Thursday, June 02, 2011

Writer People, Please!!! Control Your Conference Karma

Current Project: Putting together two proposals requested by an agent
Status: Beginning

So you’re going to a writers conference! Could be good news for your writing career; could be bad news: too early to tell. Many a writer’s career took off at a conference; many took a nosedive.

What controls whether or not your attendance is a good idea?
Your attitude and your behavior. Cool, huh? Your conference destiny is within your control! That doesn’t mean controlling it is easy or instinctive. Hard work and painful self-awareness are involved. Here are my no-holds-barred tips to get you prepared:

1.)    Know what you want to get out of this particular conference.
Having goals and focus is important if you want to make the most of your conference attendance. Your goal for your first conference may be simply to discover what it’s like and how it works. Some conferences offer unique opportunities, such as the chance to attend a workshop taught by someone you admire, or the chance to network with people from all over the country, or the chance to pitch to an agent who’s impressed you. Over time, you will grow as a writer. Most likely your needs and goals will change from conference to conference as well.

2.)    Writer people, please!
Remember: your reputation is a terrible thing to waste. Treat everyone with courtesy and respect. If someone is rude or hurts your feelings, write about it in your Conference Negativity Journal. Then focus on your positive experiences—of which there are always many more. First and foremost, don’t gossip, criticize or complain. Be professional.
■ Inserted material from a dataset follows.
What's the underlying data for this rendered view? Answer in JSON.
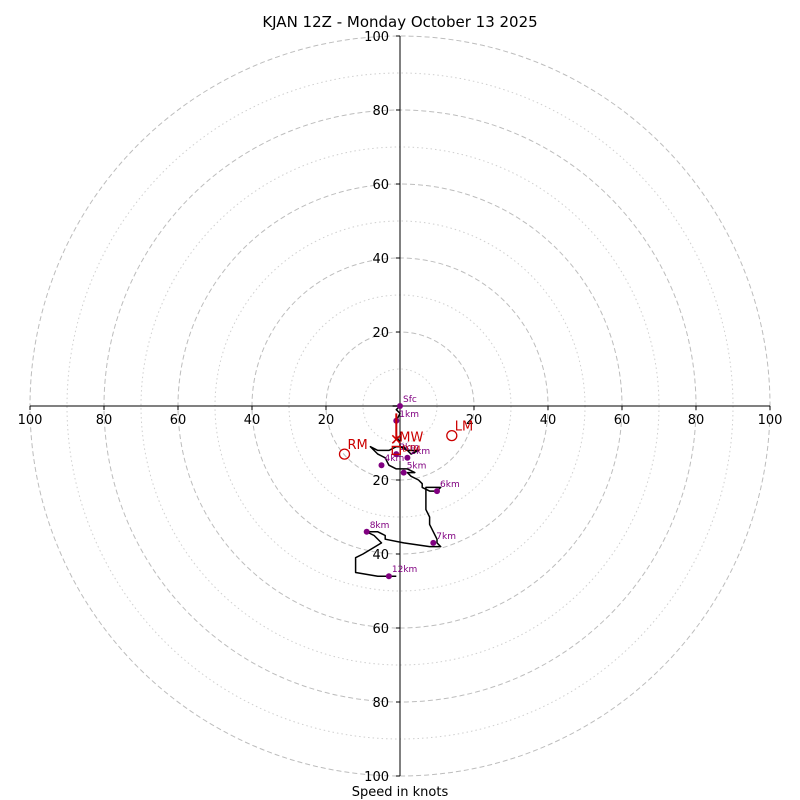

After the conference, take your negativity journal home and burn it in your backyard fire pit. Cleanse any remaining anger from your soul. Decide if there’s a lesson to be learned from the unhappy experience. Then move on.

3.)   Build positive karma.
Volunteering adds to your positive image, besides giving you additional chances to network. For example, if you introduce a speaker (AKA agent, editor, best-selling author, up-and-coming writer), that person will remember you. That’s networking at its finest!

Or you might help set up the banquet hall with another unpublished writer, and two years later she may be a best-selling author who will remember you and agree to give you a quote for your debut book. I kid you not; these things happen. That’s positive karma at work.

4.)    Don’t chicken out. (Liar! You know exactly what I mean.)
If you plan to pitch, then pitch, dammit! The more you put yourself out there as a writer, the easier it gets. Really. Most agents and editors are very nice people who want to help writers. Even if they aren’t interested in your story, many will give you invaluable advice as well as feedback on your pitch.

5.)    Spread the love.
Smile, smile, and smile some more. Bolster spirits. Encourage participation. Ask questions. Really listen to others. Share the limelight. Hang out with other smiling people. Thank everyone for everything.

Remember that Conference Negativity Journal? Keep a Conference Gratitude Journal as well. Treasure this record of your conference experience. Read it often. Feel your power.
And smile.


chanceofbooks said...

loved this post, Sarah!

Sarah Raplee said...

Thanks, Bethany.

Genene Valleau said...

This was a fun post, Sarah, and I loved the title! Oh yeah, it also contained a lot of good advice. :)

Tam Linsey said...

Nice checklist, Sarah. Thanks for putting it up!

Paty Jager said...

Great post, Sarah. Are you by any chance going to Nationals?

Sarah Raplee said...

Thanks for stopping by, Genene and Tam. Paty, I'm not going to Nationals this year. I'm hoping to go next year in Anaheim, CA.

Vonnie Alto said...

I agree with everything you said, Sarah. It's essential to have goals when going to a conference otherwise you can get sidetracked. As for rude attenders, I try to avoid them to protect my reputation.

It just occurred to me that the opposite of negativity is gratitude. I never thought of a conference gratitude/negativity journal. What an interesting concept!

Judith Ashley said...

I really agree with your tip on volunteering. I've found it an invaluable experience for many being exposure and another is the 'what goes around comes around' concept.

Thanks for all the good ideas!

Sarah Raplee said...

Thank you for stopping by, Vonnie and Judith. When you have time, check out some of the other bloggers' posts. They are a bunch of savvy writers!